U.S. District Judge Theodore D. Chuang improperly used the cost-benefit balancing test rejected by Chief Justice John Roberts when he should have adhered to the test that considers whether the law imposed an “undue burden” on abortion access, the states said.

“A balancing test that would invalidate laws without a substantial obstacle lies outside common ground shared with the chief justice, and therefore does not control,” Texas and the other states wrote in the brief.

In addition to the issue of which test Judge Chuang should have used, the amicus brief also argued that “Plaintiffs’ claim is also legally barred because Plaintiffs failed to exhaust their administrative remedies, ignoring the ordinary requirement that they submit scientific evidence for expert review by FDA regulators”; “Nor does evidence establish a uniform nationwide burden that justifies a national injunction, which forecloses evidence-based, local responses”; and before raising a challenge in federal court, “Plaintiffs were required to file a formal petition for relief with FDA based on science justifying the relief they seek,” which “they failed to do.”

In addition, more than 20 pro-life leaders, including NRL President Carol Tobias, have written to the head of the FDA urging Dr. Stephen Hahn “to protect American women and preborn children by removing the abortion pill (mifepristone) from the US market.”

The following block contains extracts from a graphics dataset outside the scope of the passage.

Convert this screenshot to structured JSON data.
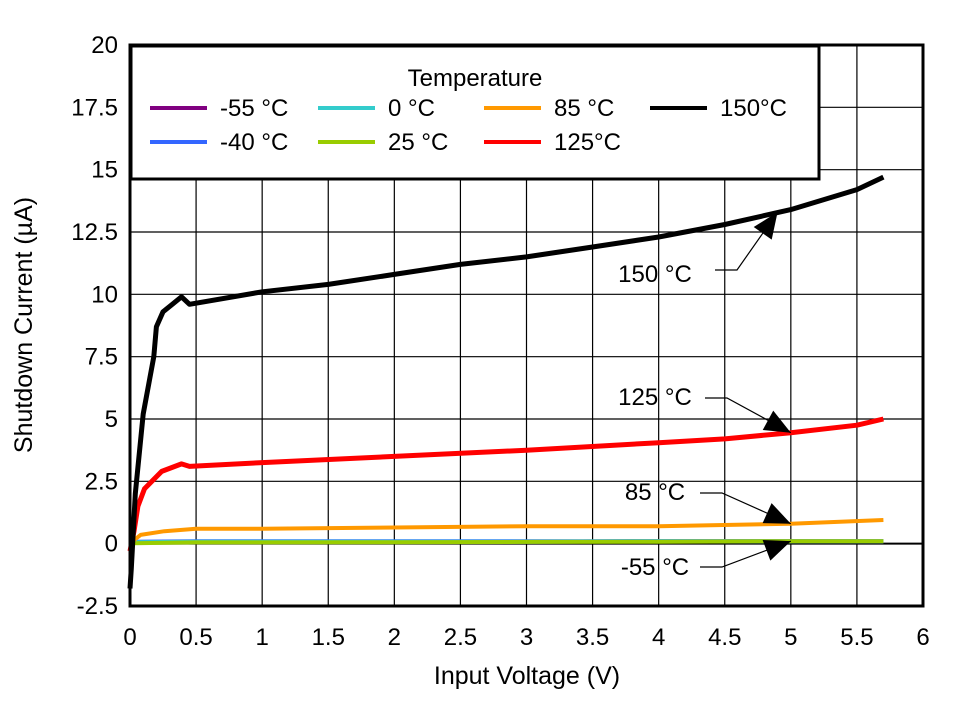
{
  "chart_data": {
    "type": "line",
    "xlabel": "Input Voltage (V)",
    "ylabel": "Shutdown Current (µA)",
    "xlim": [
      0,
      6
    ],
    "ylim": [
      -2.5,
      20
    ],
    "xticks": [
      "0",
      "0.5",
      "1",
      "1.5",
      "2",
      "2.5",
      "3",
      "3.5",
      "4",
      "4.5",
      "5",
      "5.5",
      "6"
    ],
    "yticks": [
      "-2.5",
      "0",
      "2.5",
      "5",
      "7.5",
      "10",
      "12.5",
      "15",
      "17.5",
      "20"
    ],
    "grid": true,
    "legend": {
      "title": "Temperature",
      "placement": "top-left",
      "entries": [
        "-55 °C",
        "0 °C",
        "85 °C",
        "150°C",
        "-40 °C",
        "25 °C",
        "125°C"
      ]
    },
    "series": [
      {
        "name": "-55 °C",
        "color": "#800080",
        "x": [
          0,
          0.02,
          0.5,
          1,
          2,
          3,
          4,
          5,
          5.7
        ],
        "y": [
          0,
          0.05,
          0.08,
          0.08,
          0.08,
          0.08,
          0.1,
          0.1,
          0.1
        ]
      },
      {
        "name": "-40 °C",
        "color": "#3366ff",
        "x": [
          0,
          0.02,
          0.5,
          1,
          2,
          3,
          4,
          5,
          5.7
        ],
        "y": [
          0,
          0.08,
          0.1,
          0.1,
          0.1,
          0.1,
          0.1,
          0.1,
          0.1
        ]
      },
      {
        "name": "0 °C",
        "color": "#33cccc",
        "x": [
          0,
          0.02,
          0.5,
          1,
          2,
          3,
          4,
          5,
          5.7
        ],
        "y": [
          0,
          0.06,
          0.08,
          0.08,
          0.08,
          0.08,
          0.1,
          0.1,
          0.1
        ]
      },
      {
        "name": "25 °C",
        "color": "#99cc00",
        "x": [
          0,
          0.02,
          0.5,
          1,
          2,
          3,
          4,
          5,
          5.7
        ],
        "y": [
          0,
          0.02,
          0.05,
          0.05,
          0.06,
          0.07,
          0.08,
          0.1,
          0.1
        ]
      },
      {
        "name": "85 °C",
        "color": "#ff9900",
        "x": [
          0,
          0.02,
          0.08,
          0.26,
          0.5,
          1,
          2,
          3,
          4,
          5,
          5.7
        ],
        "y": [
          0,
          0.1,
          0.35,
          0.5,
          0.6,
          0.6,
          0.65,
          0.7,
          0.7,
          0.8,
          0.95
        ]
      },
      {
        "name": "125°C",
        "color": "#ff0000",
        "x": [
          0,
          0.03,
          0.06,
          0.11,
          0.24,
          0.39,
          0.45,
          1,
          2,
          3,
          4,
          4.5,
          5,
          5.5,
          5.7
        ],
        "y": [
          -0.3,
          0.5,
          1.5,
          2.2,
          2.9,
          3.2,
          3.1,
          3.25,
          3.5,
          3.75,
          4.05,
          4.2,
          4.45,
          4.75,
          5.0
        ]
      },
      {
        "name": "150°C",
        "color": "#000000",
        "x": [
          0,
          0.01,
          0.04,
          0.1,
          0.18,
          0.2,
          0.25,
          0.32,
          0.39,
          0.45,
          1,
          1.5,
          2,
          2.5,
          3,
          3.5,
          4,
          4.5,
          5,
          5.5,
          5.7
        ],
        "y": [
          -1.8,
          -1.0,
          2.0,
          5.2,
          7.5,
          8.7,
          9.3,
          9.6,
          9.9,
          9.6,
          10.1,
          10.4,
          10.8,
          11.2,
          11.5,
          11.9,
          12.3,
          12.8,
          13.4,
          14.2,
          14.7
        ]
      }
    ],
    "annotations": [
      {
        "text": "150 °C",
        "target": [
          4.9,
          13.3
        ]
      },
      {
        "text": "125 °C",
        "target": [
          5.0,
          4.45
        ]
      },
      {
        "text": "85 °C",
        "target": [
          5.0,
          0.8
        ]
      },
      {
        "text": "-55 °C",
        "target": [
          5.0,
          0.1
        ]
      }
    ]
  }
}
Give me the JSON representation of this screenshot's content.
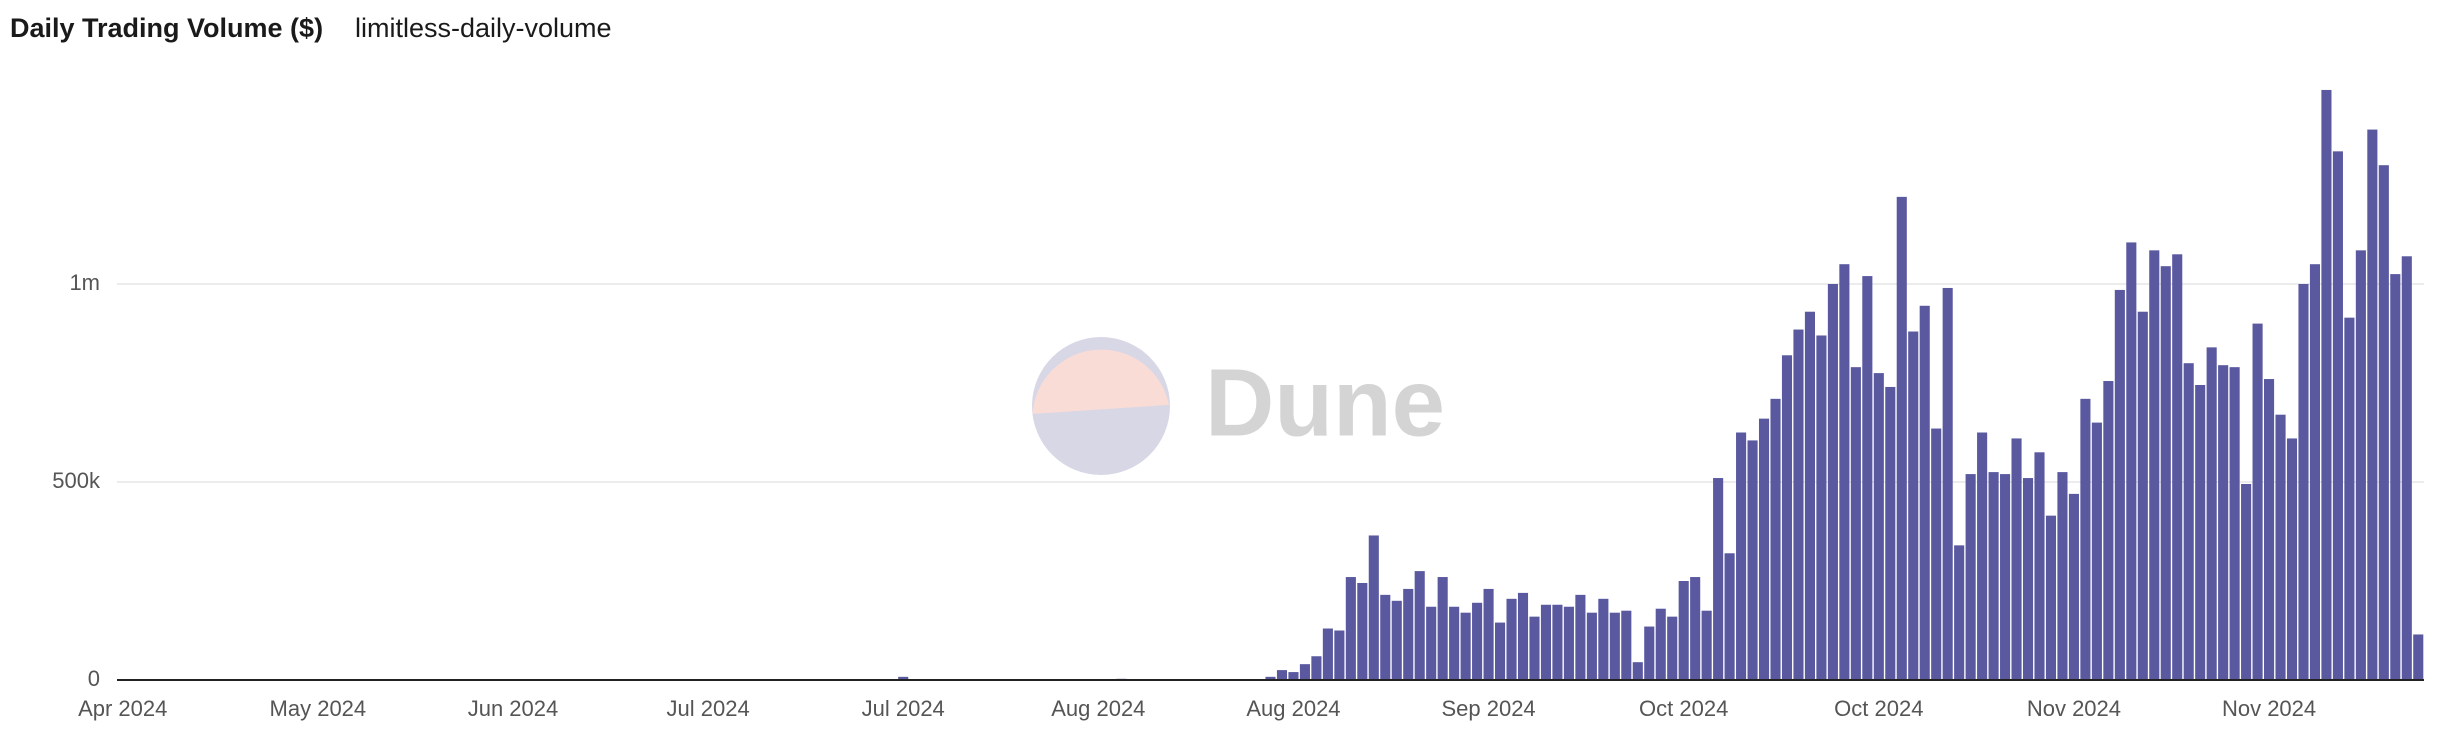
{
  "chart_data": {
    "type": "bar",
    "title": "Daily Trading Volume ($)",
    "subtitle": "limitless-daily-volume",
    "watermark": "Dune",
    "color": "#5a59a0",
    "grid": true,
    "categories": [
      null,
      null,
      null,
      null,
      null,
      null,
      null,
      null,
      null,
      null,
      null,
      null,
      null,
      null,
      null,
      null,
      null,
      null,
      null,
      null,
      null,
      null,
      null,
      null,
      null,
      null,
      null,
      null,
      null,
      null,
      null,
      null,
      null,
      null,
      null,
      null,
      null,
      null,
      null,
      null,
      null,
      null,
      null,
      null,
      null,
      null,
      null,
      null,
      null,
      null,
      null,
      null,
      null,
      null,
      null,
      null,
      null,
      null,
      null,
      null,
      null,
      null,
      null,
      null,
      null,
      null,
      null,
      null,
      null,
      null,
      null,
      null,
      null,
      null,
      null,
      null,
      null,
      null,
      null,
      null,
      null,
      null,
      null,
      null,
      null,
      null,
      null,
      null,
      null,
      null,
      null,
      null,
      null,
      null,
      null,
      null,
      null,
      null,
      null,
      null,
      null,
      null,
      null,
      null,
      null,
      null,
      null,
      null,
      null,
      null,
      null,
      null,
      null,
      null,
      null,
      null,
      null,
      null,
      null,
      null,
      null,
      null,
      null,
      null,
      null,
      null,
      null,
      null,
      null,
      null,
      null,
      null,
      null,
      null,
      null,
      null,
      null,
      null,
      null,
      null,
      null,
      null,
      null,
      null,
      null,
      null,
      null,
      null,
      null,
      null,
      null,
      null,
      null,
      null,
      null,
      null,
      null,
      null,
      null,
      null,
      null,
      null,
      null,
      null,
      null,
      null,
      null,
      null,
      null,
      null,
      null,
      null,
      null,
      null,
      null,
      null,
      null,
      null,
      null,
      null,
      null,
      null,
      null,
      null,
      null,
      null,
      null,
      null,
      null,
      null,
      null,
      null,
      null,
      null,
      null,
      null,
      null,
      null,
      null,
      null,
      null
    ],
    "values": [
      0,
      0,
      0,
      0,
      0,
      0,
      0,
      0,
      2000,
      0,
      0,
      0,
      0,
      0,
      0,
      0,
      0,
      0,
      0,
      0,
      0,
      0,
      0,
      0,
      0,
      0,
      0,
      0,
      0,
      0,
      0,
      0,
      0,
      0,
      0,
      0,
      0,
      0,
      0,
      0,
      0,
      0,
      0,
      0,
      0,
      0,
      0,
      0,
      0,
      0,
      0,
      1000,
      0,
      0,
      0,
      0,
      0,
      0,
      0,
      0,
      0,
      0,
      0,
      0,
      0,
      0,
      0,
      0,
      8000,
      0,
      0,
      0,
      0,
      0,
      0,
      0,
      0,
      0,
      0,
      0,
      0,
      0,
      0,
      0,
      0,
      0,
      0,
      3000,
      0,
      0,
      0,
      0,
      0,
      0,
      0,
      0,
      0,
      0,
      0,
      0,
      8000,
      25000,
      20000,
      40000,
      60000,
      130000,
      125000,
      260000,
      245000,
      365000,
      215000,
      200000,
      230000,
      275000,
      185000,
      260000,
      185000,
      170000,
      195000,
      230000,
      145000,
      205000,
      220000,
      160000,
      190000,
      190000,
      185000,
      215000,
      170000,
      205000,
      170000,
      175000,
      45000,
      135000,
      180000,
      160000,
      250000,
      260000,
      175000,
      510000,
      320000,
      625000,
      605000,
      660000,
      710000,
      820000,
      885000,
      930000,
      870000,
      1000000,
      1050000,
      790000,
      1020000,
      775000,
      740000,
      1220000,
      880000,
      945000,
      635000,
      990000,
      340000,
      520000,
      625000,
      525000,
      520000,
      610000,
      510000,
      575000,
      415000,
      525000,
      470000,
      710000,
      650000,
      755000,
      985000,
      1105000,
      930000,
      1085000,
      1045000,
      1075000,
      800000,
      745000,
      840000,
      795000,
      790000,
      495000,
      900000,
      760000,
      670000,
      610000,
      1000000,
      1050000,
      1490000,
      1335000,
      915000,
      1085000,
      1390000,
      1300000,
      1025000,
      1070000,
      115000
    ],
    "ylim": [
      0,
      1500000
    ],
    "yticks": [
      0,
      {
        "value": 500000,
        "label": "500k"
      },
      {
        "value": 1000000,
        "label": "1m"
      }
    ],
    "xticks": [
      {
        "value": 0,
        "label": "Apr 2024"
      },
      {
        "value": 17,
        "label": "May 2024"
      },
      {
        "value": 34,
        "label": "Jun 2024"
      },
      {
        "value": 51,
        "label": "Jul 2024"
      },
      {
        "value": 68,
        "label": "Jul 2024"
      },
      {
        "value": 85,
        "label": "Aug 2024"
      },
      {
        "value": 102,
        "label": "Aug 2024"
      },
      {
        "value": 119,
        "label": "Sep 2024"
      },
      {
        "value": 136,
        "label": "Oct 2024"
      },
      {
        "value": 153,
        "label": "Oct 2024"
      },
      {
        "value": 170,
        "label": "Nov 2024"
      },
      {
        "value": 187,
        "label": "Nov 2024"
      }
    ]
  }
}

The letter thoroughly and systematically disputed the conclusion that such self-administered abortions are safe, an assertion Judge Chuang, an Obama appointee, agreed with wholeheartedly

For example,

This lethal drug that the FDA permits for killing innocent preborn children during the first 10 weeks of pregnancy is also highly dangerous for women. According to the FDA’s adverse event reporting system, the abortion pill has resulted in over 4,000 reported adverse events since 2000, including 24 maternal deaths. Adverse events are notoriously underreported to the FDA, and as of 2016, the FDA only requires abortion pill manufacturers to report maternal deaths. Manufacturers gather this information from the prescribers, such as Planned Parenthood facilities. Yet, women who experience side effects like heavy bleeding, abdominal pain, or severe infections are likely to seek care at emergency rooms, not the abortion facilities where they received the pills. Since emergency rooms are not required to report abortion pill adverse events to the FDA, the true number of adverse events is impossible to assess.

Most importantly, the Trump Administration has asked the Supreme Court to reinstate the FDA protective measures as it appeals. In commenting on the 4th Circuit’s one-sentence decision not to stay Judge Chung’s decision, the Trump Administration wrote that “The Fourth Circuit necessarily would have rejected two settled principles in this Court’s precedents:

first, that a regulatory requirement imposed on one abortion method is not unconstitutional when another safe abortion method remains readily available; and second, that merely incidental effects on abortion access do not render an otherwise valid law unconstitutional, especially when those effects are not caused by the government. Apart from the merits, the nationwide scope of the injunction independently warrants review. The circumstances here — in which a single district court, presented with a suit by a single physician and a handful of organizations, displaced the FDA’s scientific judgment with respect to every medication abortion provider in the country — illustrate the problems with allowing district courts to award relief untethered to the established injuries of the specific plaintiffs before them.

NRL News Today will continue to update you as the case proceeds.